Hungarian case law in disputes concerning the VAT input deduction right was, for a long time, built on a relatively stable principle: the basis for deduction can only be a substantively authentic invoice, and in every transaction it must be examined whether the economic event described on the invoice actually took place, whether it occurred between the parties concerned, and whether any tax evasion was involved.
While Opinion No. 5/2016 (IX. 26.) of the Supreme Court of Hungary’s Administrative and Labour Law Chamber (KMK opinion) essentially distinguished certain cases of refusing the right to deduct on the basis of whether the underlying economic event had occurred, in its new Opinion No. 1/2025 (XII. 09.) (KK opinion) the Supreme Court of Hungary’s Administrative Chamber differentiates between cases based on (i) the examination of taxpayers’ conduct resulting in tax evasion and (ii) taxpayers’ awareness/knowledge connected to such tax evasion.
VAT input deduction right – what changes in substance?
I. Budgetary tax loss: no longer an exclusive condition
One of the most important changes is that budgetary tax loss is now only a possible, but no longer an exclusive, condition for establishing tax evasion.
1) The right to deduct cannot be made automatically conditional on the issuer’s payment of VAT
On the one hand, the reasoning of the KK opinion—aimed at protecting companies exercising the right to deduct VAT—essentially relies on the following points:
- the right to deduct VAT cannot be made dependent on whether the invoice issuer has actually paid the VAT;
- if the invoice issuer has duly fulfilled its VAT return obligations, the mere failure to pay the declared VAT does not, in itself, qualify as VAT fraud.
2) “VAT has been paid” is not a shield either
On the other hand, under the KK opinion, the lawful exercise of the right to deduct is not guaranteed even by the fact that VAT on the transaction has been paid into the state treasury, if—based on objective circumstances—it is established that the claimant seeking to exercise the right to deduct knew or should have known that the transaction in question formed part of tax evasion committed by the seller or service provider, or that another transaction preceding or following the claimant’s transaction in the supply chain involved VAT evasion.
II. Cases where VAT input deduction may be refused: 4 categories (new element: abuse of rights)

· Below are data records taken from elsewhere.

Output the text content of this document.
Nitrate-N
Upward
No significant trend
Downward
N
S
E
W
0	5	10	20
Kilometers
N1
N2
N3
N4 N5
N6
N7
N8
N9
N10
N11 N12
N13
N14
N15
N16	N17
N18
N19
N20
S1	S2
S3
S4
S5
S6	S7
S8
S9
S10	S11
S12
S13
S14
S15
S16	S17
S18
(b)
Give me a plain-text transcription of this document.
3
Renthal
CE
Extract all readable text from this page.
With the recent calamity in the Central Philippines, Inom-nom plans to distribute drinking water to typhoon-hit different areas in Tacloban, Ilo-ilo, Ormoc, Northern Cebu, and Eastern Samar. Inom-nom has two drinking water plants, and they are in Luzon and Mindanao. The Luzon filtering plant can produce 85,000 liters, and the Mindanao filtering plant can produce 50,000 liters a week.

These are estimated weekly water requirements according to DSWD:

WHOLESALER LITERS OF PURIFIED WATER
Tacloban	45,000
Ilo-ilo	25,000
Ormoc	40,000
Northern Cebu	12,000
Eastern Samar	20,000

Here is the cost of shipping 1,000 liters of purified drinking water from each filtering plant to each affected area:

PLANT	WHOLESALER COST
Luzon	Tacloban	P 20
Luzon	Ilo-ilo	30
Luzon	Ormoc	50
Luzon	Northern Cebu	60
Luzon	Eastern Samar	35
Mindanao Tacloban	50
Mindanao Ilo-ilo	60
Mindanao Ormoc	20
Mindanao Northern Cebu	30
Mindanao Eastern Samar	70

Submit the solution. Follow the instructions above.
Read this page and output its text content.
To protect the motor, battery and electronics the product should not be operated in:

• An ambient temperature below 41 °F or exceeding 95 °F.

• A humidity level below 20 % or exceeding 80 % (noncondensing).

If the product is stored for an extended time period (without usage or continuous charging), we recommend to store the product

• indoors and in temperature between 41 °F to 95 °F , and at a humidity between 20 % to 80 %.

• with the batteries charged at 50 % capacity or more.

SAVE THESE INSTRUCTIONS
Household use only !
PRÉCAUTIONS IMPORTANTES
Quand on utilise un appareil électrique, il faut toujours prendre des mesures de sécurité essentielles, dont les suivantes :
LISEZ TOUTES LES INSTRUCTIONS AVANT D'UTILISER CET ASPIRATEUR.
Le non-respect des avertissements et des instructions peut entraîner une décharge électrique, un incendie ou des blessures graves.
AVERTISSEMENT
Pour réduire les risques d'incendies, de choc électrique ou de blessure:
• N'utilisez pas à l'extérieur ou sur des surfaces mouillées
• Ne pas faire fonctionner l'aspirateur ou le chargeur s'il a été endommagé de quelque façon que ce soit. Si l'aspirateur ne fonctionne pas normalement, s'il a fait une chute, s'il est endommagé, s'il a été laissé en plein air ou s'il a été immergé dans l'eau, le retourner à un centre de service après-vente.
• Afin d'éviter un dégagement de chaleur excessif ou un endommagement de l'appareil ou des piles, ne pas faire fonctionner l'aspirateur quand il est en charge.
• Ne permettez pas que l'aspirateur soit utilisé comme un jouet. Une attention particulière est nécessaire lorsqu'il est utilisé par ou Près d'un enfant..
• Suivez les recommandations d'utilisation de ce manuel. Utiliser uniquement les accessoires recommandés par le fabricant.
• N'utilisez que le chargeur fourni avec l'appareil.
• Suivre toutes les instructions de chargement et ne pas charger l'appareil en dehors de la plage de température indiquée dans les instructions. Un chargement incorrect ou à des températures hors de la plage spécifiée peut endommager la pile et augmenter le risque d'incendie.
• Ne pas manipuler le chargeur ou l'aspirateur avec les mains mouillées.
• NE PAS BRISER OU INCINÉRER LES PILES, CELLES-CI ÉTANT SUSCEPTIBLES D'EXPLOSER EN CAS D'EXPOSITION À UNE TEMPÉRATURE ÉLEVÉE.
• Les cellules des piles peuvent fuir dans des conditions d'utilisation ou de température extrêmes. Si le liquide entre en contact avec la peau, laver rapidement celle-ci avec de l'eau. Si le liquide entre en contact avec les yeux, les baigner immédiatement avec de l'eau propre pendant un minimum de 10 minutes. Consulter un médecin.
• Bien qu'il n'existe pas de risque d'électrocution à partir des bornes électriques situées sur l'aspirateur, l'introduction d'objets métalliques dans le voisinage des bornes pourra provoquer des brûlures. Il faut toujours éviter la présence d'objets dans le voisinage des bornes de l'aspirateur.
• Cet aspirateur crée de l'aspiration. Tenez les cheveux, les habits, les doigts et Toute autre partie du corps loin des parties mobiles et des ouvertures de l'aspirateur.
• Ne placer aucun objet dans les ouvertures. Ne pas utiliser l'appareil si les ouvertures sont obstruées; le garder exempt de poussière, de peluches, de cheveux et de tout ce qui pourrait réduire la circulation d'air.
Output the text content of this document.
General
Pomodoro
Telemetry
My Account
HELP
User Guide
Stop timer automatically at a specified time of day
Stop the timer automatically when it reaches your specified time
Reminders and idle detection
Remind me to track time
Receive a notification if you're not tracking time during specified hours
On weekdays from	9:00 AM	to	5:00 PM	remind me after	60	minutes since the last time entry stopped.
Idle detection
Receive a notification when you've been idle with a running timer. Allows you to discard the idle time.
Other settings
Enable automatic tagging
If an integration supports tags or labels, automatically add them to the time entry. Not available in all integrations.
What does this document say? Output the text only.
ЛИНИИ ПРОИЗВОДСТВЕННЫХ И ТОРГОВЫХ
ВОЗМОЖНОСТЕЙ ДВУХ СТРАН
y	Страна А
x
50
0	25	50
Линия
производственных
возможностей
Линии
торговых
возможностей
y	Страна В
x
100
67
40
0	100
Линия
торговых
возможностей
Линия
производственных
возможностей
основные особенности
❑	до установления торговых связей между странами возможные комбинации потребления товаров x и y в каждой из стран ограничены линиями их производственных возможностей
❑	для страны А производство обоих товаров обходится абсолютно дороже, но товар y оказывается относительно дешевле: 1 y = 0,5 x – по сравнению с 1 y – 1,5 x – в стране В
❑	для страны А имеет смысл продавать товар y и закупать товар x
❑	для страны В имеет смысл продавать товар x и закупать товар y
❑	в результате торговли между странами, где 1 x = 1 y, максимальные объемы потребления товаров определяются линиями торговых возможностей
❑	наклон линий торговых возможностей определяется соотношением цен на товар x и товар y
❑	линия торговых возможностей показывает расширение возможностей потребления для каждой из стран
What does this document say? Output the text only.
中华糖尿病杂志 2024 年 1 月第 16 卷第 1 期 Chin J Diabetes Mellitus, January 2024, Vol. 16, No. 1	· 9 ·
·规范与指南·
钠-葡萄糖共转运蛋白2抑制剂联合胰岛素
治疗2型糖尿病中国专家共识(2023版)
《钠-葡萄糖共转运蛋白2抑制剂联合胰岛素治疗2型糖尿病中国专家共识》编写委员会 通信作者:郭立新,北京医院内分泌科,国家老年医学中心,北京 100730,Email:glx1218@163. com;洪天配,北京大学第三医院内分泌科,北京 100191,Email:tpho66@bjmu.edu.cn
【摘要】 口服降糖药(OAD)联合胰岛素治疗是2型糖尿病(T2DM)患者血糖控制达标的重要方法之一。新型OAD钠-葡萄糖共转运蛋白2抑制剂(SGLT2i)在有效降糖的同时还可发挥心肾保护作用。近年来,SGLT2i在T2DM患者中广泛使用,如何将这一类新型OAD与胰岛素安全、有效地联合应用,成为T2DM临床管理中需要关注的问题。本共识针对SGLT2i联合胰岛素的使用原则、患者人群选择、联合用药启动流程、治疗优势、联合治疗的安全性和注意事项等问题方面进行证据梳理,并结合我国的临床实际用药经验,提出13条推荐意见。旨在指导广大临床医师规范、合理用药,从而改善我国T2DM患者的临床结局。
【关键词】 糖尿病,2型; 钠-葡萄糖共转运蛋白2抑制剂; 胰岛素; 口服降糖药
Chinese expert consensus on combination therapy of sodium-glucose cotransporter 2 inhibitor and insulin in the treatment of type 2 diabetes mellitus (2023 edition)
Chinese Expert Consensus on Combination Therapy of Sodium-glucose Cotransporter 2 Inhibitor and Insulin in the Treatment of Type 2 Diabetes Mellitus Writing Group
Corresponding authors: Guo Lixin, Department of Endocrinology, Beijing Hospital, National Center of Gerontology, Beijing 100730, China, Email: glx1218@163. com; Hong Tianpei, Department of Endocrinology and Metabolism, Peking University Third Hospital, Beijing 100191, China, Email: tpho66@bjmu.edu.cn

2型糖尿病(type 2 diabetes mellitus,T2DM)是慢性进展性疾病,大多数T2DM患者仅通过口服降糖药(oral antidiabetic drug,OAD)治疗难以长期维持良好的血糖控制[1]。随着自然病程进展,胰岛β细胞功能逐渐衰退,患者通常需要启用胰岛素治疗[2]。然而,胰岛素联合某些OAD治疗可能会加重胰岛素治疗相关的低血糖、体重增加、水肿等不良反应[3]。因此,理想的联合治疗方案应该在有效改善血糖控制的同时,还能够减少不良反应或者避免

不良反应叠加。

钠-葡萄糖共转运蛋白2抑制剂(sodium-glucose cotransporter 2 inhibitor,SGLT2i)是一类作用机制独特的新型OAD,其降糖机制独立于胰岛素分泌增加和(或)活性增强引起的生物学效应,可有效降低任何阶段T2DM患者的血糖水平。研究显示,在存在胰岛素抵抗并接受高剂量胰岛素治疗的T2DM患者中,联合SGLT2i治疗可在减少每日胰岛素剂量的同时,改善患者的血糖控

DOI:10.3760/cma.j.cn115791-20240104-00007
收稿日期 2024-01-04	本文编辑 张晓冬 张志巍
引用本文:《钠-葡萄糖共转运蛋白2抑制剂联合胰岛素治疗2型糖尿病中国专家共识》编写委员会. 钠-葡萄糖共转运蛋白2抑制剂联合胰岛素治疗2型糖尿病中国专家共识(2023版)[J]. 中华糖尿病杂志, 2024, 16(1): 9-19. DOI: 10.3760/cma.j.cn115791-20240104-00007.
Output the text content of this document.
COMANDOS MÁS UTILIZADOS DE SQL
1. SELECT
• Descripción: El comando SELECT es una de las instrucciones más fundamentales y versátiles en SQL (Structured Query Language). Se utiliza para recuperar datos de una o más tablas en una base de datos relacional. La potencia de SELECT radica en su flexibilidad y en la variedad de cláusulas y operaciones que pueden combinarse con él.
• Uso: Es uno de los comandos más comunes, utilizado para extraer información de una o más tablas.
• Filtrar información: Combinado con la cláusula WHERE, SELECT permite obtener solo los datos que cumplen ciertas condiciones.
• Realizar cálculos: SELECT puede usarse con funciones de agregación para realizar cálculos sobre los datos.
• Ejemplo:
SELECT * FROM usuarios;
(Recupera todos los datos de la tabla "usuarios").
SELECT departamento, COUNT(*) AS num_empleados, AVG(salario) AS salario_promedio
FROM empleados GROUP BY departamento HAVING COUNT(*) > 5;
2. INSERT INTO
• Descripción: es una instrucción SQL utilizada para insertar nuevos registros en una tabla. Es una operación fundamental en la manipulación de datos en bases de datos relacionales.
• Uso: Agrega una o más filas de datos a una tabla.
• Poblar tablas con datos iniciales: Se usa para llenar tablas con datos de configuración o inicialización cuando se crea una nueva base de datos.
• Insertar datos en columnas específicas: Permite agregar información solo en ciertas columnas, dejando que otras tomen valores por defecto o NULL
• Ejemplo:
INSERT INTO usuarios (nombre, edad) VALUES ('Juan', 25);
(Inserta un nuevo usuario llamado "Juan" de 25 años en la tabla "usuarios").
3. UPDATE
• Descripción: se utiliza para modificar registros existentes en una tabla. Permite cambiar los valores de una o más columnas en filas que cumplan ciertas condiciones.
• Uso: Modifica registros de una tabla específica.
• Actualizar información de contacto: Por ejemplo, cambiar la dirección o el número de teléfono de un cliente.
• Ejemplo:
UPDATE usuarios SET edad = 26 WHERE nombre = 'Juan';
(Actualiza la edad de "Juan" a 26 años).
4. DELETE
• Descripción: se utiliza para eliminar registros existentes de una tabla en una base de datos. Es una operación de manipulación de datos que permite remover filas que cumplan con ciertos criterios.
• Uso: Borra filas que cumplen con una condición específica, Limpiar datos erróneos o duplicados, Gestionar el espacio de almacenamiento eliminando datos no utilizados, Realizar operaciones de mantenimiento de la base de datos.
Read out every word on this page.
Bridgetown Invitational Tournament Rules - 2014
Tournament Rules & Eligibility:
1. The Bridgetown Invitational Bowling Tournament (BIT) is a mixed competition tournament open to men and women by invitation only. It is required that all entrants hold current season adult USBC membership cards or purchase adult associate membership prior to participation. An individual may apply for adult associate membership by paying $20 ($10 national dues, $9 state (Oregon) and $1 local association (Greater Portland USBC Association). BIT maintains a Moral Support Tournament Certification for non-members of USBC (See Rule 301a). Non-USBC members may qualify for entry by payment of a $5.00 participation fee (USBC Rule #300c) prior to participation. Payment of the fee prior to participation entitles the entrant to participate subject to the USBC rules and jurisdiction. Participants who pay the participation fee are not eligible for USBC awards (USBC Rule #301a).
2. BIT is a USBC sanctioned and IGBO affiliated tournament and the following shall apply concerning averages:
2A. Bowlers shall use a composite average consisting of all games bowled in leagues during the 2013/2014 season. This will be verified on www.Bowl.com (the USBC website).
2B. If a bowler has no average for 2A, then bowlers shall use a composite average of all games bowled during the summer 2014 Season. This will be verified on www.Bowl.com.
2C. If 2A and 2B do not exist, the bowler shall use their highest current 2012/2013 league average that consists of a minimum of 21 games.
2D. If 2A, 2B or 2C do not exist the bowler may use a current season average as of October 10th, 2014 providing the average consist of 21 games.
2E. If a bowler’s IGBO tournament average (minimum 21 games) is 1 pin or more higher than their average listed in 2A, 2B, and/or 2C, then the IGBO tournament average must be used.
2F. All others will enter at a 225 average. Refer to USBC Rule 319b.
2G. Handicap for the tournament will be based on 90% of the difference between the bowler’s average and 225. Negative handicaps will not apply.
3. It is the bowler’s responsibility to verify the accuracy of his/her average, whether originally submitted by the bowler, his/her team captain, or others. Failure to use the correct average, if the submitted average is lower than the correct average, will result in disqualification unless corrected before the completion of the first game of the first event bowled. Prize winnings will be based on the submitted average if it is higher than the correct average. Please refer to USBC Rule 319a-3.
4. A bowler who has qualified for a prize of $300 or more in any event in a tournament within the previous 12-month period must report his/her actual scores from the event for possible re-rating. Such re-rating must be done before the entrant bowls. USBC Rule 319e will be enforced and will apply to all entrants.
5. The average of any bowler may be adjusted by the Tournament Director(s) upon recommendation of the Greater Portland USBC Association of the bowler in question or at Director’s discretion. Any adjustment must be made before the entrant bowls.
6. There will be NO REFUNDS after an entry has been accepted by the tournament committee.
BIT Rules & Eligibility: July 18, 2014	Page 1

The new judicial approach divides the cases for denying the right to deduct into four parts; the second item did not appear in the earlier framework:
- Intentional active conduct – issuing invoices for a non-existent economic event
In this case, under the earlier practice, the absence of the economic event substantiates the denial of the recipient’s right to deduct VAT.
- Intentional active conduct – breach of the requirement of proper exercise of rights (abuse of rights)
This is a scenario that was not elaborated in detail in the earlier KMK opinion, but it had already been recognised in the case law of the Court of Justice of the European Union and has also appeared in the Hungarian Tax Authority’s (NAV) audit practice. Under the so-called Halifax test—based on the cumulative fulfilment of three conditions—the exercise of the right to deduct VAT is abusive if:
- the formal conditions for the right to deduct are met, but
- the result of the transactions is the obtaining of a tax advantage that is contrary to the purpose of the VAT provisions, and
- it is apparent from the overall assessment of objective circumstances that the essential aim of the transactions was to obtain a tax advantage.
- Knowing passive participation – the taxpayer knew about tax evasion committed by another
In line with the approach already applied previously, two elements must be proven. The tax authority must prove (i) the fact of tax evasion, and (ii) that the claimant was aware of it.
- Negligent passive participation – the taxpayer should have known about tax evasion committed by another
Here as well, consistent with the earlier opinion, the assessment focuses on whether the tax authority has proven the fact of tax evasion and that the claimant would have known about it if it had taken the measures that could reasonably be expected.
It is important to note that this—otherwise the most frequently applied category—can be completely avoided with appropriate business due diligence.
Does the new KK opinion mean a tightening for Hungarian companies in exercising the VAT deduction right?
In our view, yes, as the Supreme Court of Hungary’s opinion further strengthens the state tax authority’s audit practice in the field of denying the right to deduct VAT.
The new KK opinion provides the Hungarian Tax Authority with additional guidance on the types of cases and the evidentiary approach under which it may make its findings. This also suggests that taxpayers should design and implement robust pre-transaction business due diligence procedures, for which they may engage expert support.